The Virgin Mary in Visual Art: From Europe to the Americas
Notre Dame, Indiana
This faculty grant aided in funding a two-day conference on the image of the Virgin Mary in visual art. The conference was held at the Snite Museum and featured guest speakers and gallery talk by art historians from Europe and the United States. The conference was built upon an undergraduate course taught by Prof. Robin Jensen, “The Virgin Mary in Christian Visual Art, Texts, and Traditions,” and it examined the early history, religious diversity, and global extension of Marian iconography.
Translating Ferdinand Christian Baur
Notre Dame, Indiana
This faculty grant aided in funding translation services for nine previously untranslated selections within a project to create a “reader” of Ferdinand Christian Baur’s works aimed at introducing his broad theological work to the Anglophone world. Baur was one of the most influential figures in nineteenth century Christian theology, with an extensive list of published writings covering a wide range of topics such as New Testament studies, church history, philosophy of religion, and the history of religion.

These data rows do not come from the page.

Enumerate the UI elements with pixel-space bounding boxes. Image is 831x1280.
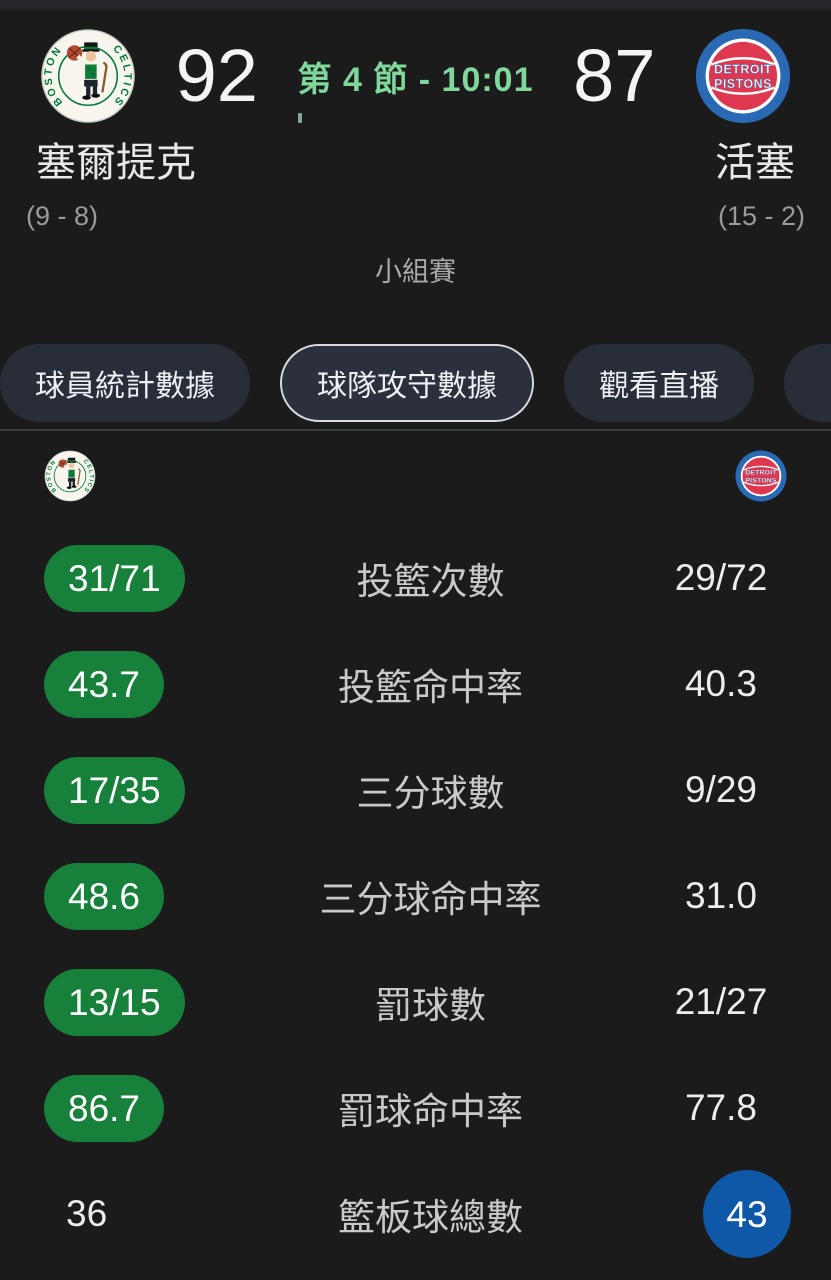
- home-stat-value: 86.7: [44, 1074, 165, 1142]
- home-stat-value: 17/35: [44, 756, 185, 824]
- away-team-record: (15 - 2): [717, 201, 805, 231]
- tab-team-stats[interactable]: 球隊攻守數據: [280, 344, 534, 423]
- stat-label: 三分球數: [356, 773, 505, 815]
- celtics-logo: [40, 28, 136, 124]
- stat-row-field-goal-pct: 43.7 投籃命中率 40.3: [0, 631, 831, 737]
- tabs-divider: [0, 429, 831, 432]
- away-score: 87: [573, 34, 656, 117]
- stat-row-free-throws: 13/15 罰球數 21/27: [0, 949, 831, 1055]
- stat-row-three-pointers: 17/35 三分球數 9/29: [0, 737, 831, 843]
- away-team-name: 活塞: [715, 141, 795, 185]
- stat-label: 投籃命中率: [338, 667, 523, 709]
- away-stat-value: 31.0: [684, 875, 757, 917]
- away-stat-value: 40.3: [684, 663, 757, 705]
- game-status: 第 4 節 - 10:01: [297, 60, 534, 99]
- pistons-logo-small: [735, 450, 787, 503]
- away-stat-value: 43: [703, 1170, 791, 1259]
- stat-label: 投籃次數: [356, 561, 505, 603]
- tab-watch-live[interactable]: 觀看直播: [564, 344, 754, 423]
- status-bar-strip: [0, 0, 831, 10]
- home-stat-value: 13/15: [44, 968, 185, 1036]
- away-stat-value: 21/27: [674, 981, 768, 1023]
- tab-player-stats[interactable]: 球員統計數據: [0, 344, 250, 423]
- home-team-record: (9 - 8): [26, 201, 99, 231]
- scoreboard-header: 92 第 4 節 - 10:01 87 塞爾提克 活塞 (9 - 8) (15 …: [0, 10, 831, 288]
- stat-label: 三分球命中率: [319, 879, 542, 921]
- home-stat-value: 48.6: [44, 862, 165, 930]
- pistons-logo: [695, 28, 792, 124]
- status-tick-mark: [297, 112, 302, 123]
- tab-more[interactable]: 更: [784, 344, 831, 423]
- score-row: 92 第 4 節 - 10:01 87: [0, 28, 831, 124]
- stat-label: 罰球數: [375, 985, 486, 1027]
- home-team-name: 塞爾提克: [36, 141, 196, 185]
- home-stat-value: 43.7: [44, 650, 165, 718]
- stat-label: 罰球命中率: [338, 1091, 523, 1133]
- stats-team-logos-row: [0, 447, 831, 505]
- stat-row-free-throw-pct: 86.7 罰球命中率 77.8: [0, 1055, 831, 1161]
- stat-row-three-point-pct: 48.6 三分球命中率 31.0: [0, 843, 831, 949]
- game-status-wrap: 第 4 節 - 10:01: [297, 52, 534, 123]
- home-stat-value: 36: [66, 1193, 108, 1235]
- stat-row-field-goals: 31/71 投籃次數 29/72: [0, 525, 831, 631]
- section-tabs: 球員統計數據 球隊攻守數據 觀看直播 更: [0, 344, 831, 423]
- home-score: 92: [175, 34, 258, 117]
- away-stat-value: 77.8: [684, 1087, 757, 1129]
- stat-row-total-rebounds: 36 籃板球總數 43: [0, 1161, 831, 1267]
- competition-stage-label: 小組賽: [375, 257, 456, 288]
- team-names-row: 塞爾提克 活塞: [0, 140, 831, 186]
- team-records-row: (9 - 8) (15 - 2): [0, 200, 831, 232]
- stat-label: 籃板球總數: [338, 1197, 523, 1239]
- team-stats-comparison: 31/71 投籃次數 29/72 43.7 投籃命中率 40.3 17/35 三…: [0, 525, 831, 1267]
- away-stat-value: 29/72: [674, 557, 768, 599]
- celtics-logo-small: [44, 450, 96, 502]
- away-stat-value: 9/29: [684, 769, 757, 811]
- home-stat-value: 31/71: [44, 544, 185, 612]
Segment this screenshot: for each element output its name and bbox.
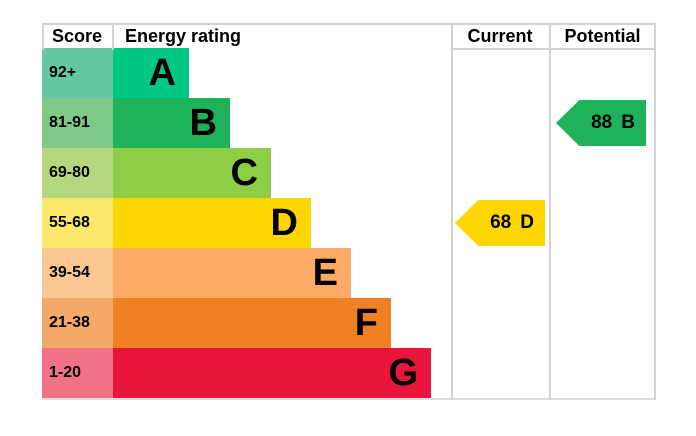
energy-column-right-border bbox=[451, 23, 453, 400]
current-rating-value: 68 bbox=[490, 212, 512, 233]
score-range-d: 55-68 bbox=[42, 198, 113, 248]
band-bar-b: B bbox=[113, 98, 230, 148]
band-row-f: 21-38 F bbox=[42, 298, 431, 348]
band-bar-f: F bbox=[113, 298, 391, 348]
score-range-g: 1-20 bbox=[42, 348, 113, 398]
band-row-d: 55-68 D bbox=[42, 198, 431, 248]
header-bottom-border bbox=[452, 48, 656, 50]
band-row-a: 92+ A bbox=[42, 48, 431, 98]
band-bar-e: E bbox=[113, 248, 351, 298]
band-row-c: 69-80 C bbox=[42, 148, 431, 198]
band-bar-d: D bbox=[113, 198, 311, 248]
band-bar-a: A bbox=[113, 48, 189, 98]
score-column-right-border bbox=[112, 23, 114, 50]
band-row-b: 81-91 B bbox=[42, 98, 431, 148]
band-row-e: 39-54 E bbox=[42, 248, 431, 298]
score-range-a: 92+ bbox=[42, 48, 113, 98]
band-rows: 92+ A 81-91 B 69-80 C 55-68 D 39-54 E 21… bbox=[42, 48, 431, 398]
potential-rating-value: 88 bbox=[591, 112, 613, 133]
current-rating-letter: D bbox=[520, 212, 534, 233]
score-column-left-border bbox=[42, 23, 44, 50]
column-header-potential: Potential bbox=[564, 26, 641, 46]
epc-chart-body: Score Energy rating Current Potential 92… bbox=[42, 23, 656, 401]
potential-rating-letter: B bbox=[621, 112, 635, 133]
chart-top-border bbox=[42, 23, 656, 25]
column-header-score: Score bbox=[51, 26, 103, 46]
potential-column-right-border bbox=[654, 23, 656, 400]
band-row-g: 1-20 G bbox=[42, 348, 431, 398]
column-header-current: Current bbox=[467, 26, 533, 46]
potential-rating-arrow: 88 B bbox=[556, 100, 646, 146]
score-range-b: 81-91 bbox=[42, 98, 113, 148]
score-range-c: 69-80 bbox=[42, 148, 113, 198]
band-bar-g: G bbox=[113, 348, 431, 398]
current-column-right-border bbox=[549, 23, 551, 400]
current-rating-arrow: 68 D bbox=[455, 200, 545, 246]
chart-bottom-border bbox=[42, 398, 656, 400]
score-range-f: 21-38 bbox=[42, 298, 113, 348]
score-range-e: 39-54 bbox=[42, 248, 113, 298]
column-header-energy-rating: Energy rating bbox=[125, 26, 242, 46]
band-bar-c: C bbox=[113, 148, 271, 198]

Václav Havel and the Power of Philosophy
Prague, Czech Republic
This undergraduate winter break project engaged with the life and works of Václav Havel in the city that inspired him, Prague, to better understand his philosophy and its place in the public sphere. The project explored how Havel’s ideas about political life have been fulfilled, or left unfulfilled, in Prague, and included an immersion in the Catholic community of the city.
Faculty Advisor: Rachel Tomas Morgan
Vices and Virtues in Dante's Florence
Florence, Italy
This graduate student project examined how the religious culture of thirteenth century Florence influenced Dante, questioning how Dante absorbed this culture, and how it contributed to his intellectual formation and works. The project sought to gain a deeper understanding of the cultural environment in which Dante lived and wrote before his exile and offered a reconstruction of this religious environment in a later dissertation on the subject.
Why the Church?
Madrid, Granada, and Toledo, Spain
This fall-break comparative project explored the strengths and weaknesses of the Catholic church in rural and urban Spanish communities with the role of the church in the United States. By analyzing statistics on mass attendance and parish size, as well as age demographics and religious identification the project shed light on the general trend amongst young people to leave the church both in Spain and the United States.